I've never been a really good facepainter, and it has so many applications even outside of Halloween. I even have a couple of videos on technique (which admittedly I haven't looked at in a long time). It's amazing what studios like Wolfe Bros or RamDam can do with a couple tubes of liquid makeup and a few sponges. Clearly it's not complex, but requires practice. But I don't have anyone to practice on. And I can't practice on myself much (I have rosacea, repeatedly putting stuff on my face and washing it off carries a price).

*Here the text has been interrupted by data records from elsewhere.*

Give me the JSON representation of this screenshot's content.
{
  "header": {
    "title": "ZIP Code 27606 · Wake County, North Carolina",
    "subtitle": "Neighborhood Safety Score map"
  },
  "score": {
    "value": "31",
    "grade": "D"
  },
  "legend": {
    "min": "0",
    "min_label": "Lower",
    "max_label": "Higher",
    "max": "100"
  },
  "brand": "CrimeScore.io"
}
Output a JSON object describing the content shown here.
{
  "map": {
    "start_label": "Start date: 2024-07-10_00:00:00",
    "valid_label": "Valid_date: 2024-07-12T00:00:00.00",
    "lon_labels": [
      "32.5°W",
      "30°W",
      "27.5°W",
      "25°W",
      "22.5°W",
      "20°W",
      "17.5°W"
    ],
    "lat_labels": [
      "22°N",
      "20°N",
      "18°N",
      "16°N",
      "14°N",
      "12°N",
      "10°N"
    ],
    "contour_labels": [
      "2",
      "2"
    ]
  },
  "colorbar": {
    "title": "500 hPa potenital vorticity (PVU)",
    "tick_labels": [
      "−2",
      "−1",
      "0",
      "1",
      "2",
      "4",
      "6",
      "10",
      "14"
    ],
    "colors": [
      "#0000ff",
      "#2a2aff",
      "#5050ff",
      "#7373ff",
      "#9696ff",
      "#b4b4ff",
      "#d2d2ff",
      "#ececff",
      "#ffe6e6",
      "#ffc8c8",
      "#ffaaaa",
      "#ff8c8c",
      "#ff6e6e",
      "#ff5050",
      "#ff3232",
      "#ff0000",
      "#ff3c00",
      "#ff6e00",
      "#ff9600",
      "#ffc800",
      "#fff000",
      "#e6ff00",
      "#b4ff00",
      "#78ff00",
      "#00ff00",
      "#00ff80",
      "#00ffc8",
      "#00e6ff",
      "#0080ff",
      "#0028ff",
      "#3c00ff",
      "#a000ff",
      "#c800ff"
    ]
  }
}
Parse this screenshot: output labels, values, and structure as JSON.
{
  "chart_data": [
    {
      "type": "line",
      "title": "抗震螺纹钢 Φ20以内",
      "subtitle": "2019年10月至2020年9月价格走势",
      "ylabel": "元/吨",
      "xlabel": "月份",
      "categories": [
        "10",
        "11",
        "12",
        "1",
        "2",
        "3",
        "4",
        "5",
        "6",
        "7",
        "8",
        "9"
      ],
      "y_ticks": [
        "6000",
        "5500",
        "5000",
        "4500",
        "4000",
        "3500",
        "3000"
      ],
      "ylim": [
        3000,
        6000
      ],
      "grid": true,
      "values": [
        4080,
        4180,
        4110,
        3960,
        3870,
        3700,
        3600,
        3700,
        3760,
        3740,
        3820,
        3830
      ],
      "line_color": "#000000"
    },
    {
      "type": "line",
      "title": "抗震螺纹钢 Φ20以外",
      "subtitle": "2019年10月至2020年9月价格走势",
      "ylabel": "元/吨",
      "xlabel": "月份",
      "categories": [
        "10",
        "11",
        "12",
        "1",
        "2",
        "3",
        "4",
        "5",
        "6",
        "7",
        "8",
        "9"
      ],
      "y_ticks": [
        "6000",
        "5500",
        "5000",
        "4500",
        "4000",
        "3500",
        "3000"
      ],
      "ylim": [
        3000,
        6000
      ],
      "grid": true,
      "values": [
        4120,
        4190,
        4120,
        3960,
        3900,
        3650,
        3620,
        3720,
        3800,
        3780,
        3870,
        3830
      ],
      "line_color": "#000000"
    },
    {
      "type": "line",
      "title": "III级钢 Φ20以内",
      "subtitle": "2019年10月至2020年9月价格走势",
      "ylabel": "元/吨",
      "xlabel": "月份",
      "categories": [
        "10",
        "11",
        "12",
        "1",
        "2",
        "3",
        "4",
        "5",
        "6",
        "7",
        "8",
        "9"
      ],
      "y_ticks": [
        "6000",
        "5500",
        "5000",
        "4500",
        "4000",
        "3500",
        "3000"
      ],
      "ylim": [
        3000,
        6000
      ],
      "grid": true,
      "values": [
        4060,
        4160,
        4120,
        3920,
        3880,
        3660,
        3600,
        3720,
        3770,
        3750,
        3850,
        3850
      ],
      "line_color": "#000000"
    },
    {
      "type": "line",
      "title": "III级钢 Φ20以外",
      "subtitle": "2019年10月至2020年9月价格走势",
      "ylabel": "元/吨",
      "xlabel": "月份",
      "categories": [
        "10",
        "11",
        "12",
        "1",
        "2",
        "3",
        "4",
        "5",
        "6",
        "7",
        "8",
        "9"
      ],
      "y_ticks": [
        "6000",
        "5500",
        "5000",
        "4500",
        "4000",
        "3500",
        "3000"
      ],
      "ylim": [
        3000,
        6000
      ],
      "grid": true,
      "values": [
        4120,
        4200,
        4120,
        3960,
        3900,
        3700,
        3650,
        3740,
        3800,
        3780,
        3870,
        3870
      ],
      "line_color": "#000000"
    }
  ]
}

What sort of surface to you think would be best to coat a dummy head with that would wash off completely but still give a surface that the makeup would apply to and cover properly? I would think latex would become stained but silicone wouldn't cover... any ideas? Sickie? Blinky? BB? Any of you makeup-heads out there have any suggestions?


----------



## playfx (Mar 10, 2007)

Im thinking you could use a prophead of some sort or a old mask and seal it with crystal clear but im not sure about cleanup, you may have some scrubbing to do any way you go about it.


----------



## playfx (Mar 10, 2007)

Oh, this just came to me, they have those heads for kids to play makeup on, Barbie is one but I remember seeing one at big lots around Christmas time, its not full size but it may work.


----------



## Sickie Ickie (Jun 20, 2006)

Try cosmetology heads. After given haircuts for practice they are often sold. I've given more than one crewcuts or shave 'em bald because the hair was so hacked. Often you can find them for $20 or under. In my experience male cosmo heads cost more than the fems. More rare?

Kid cosmo barbies are often available around here at the thrift stores for around $3. They are smaller though, but cheaper.


----------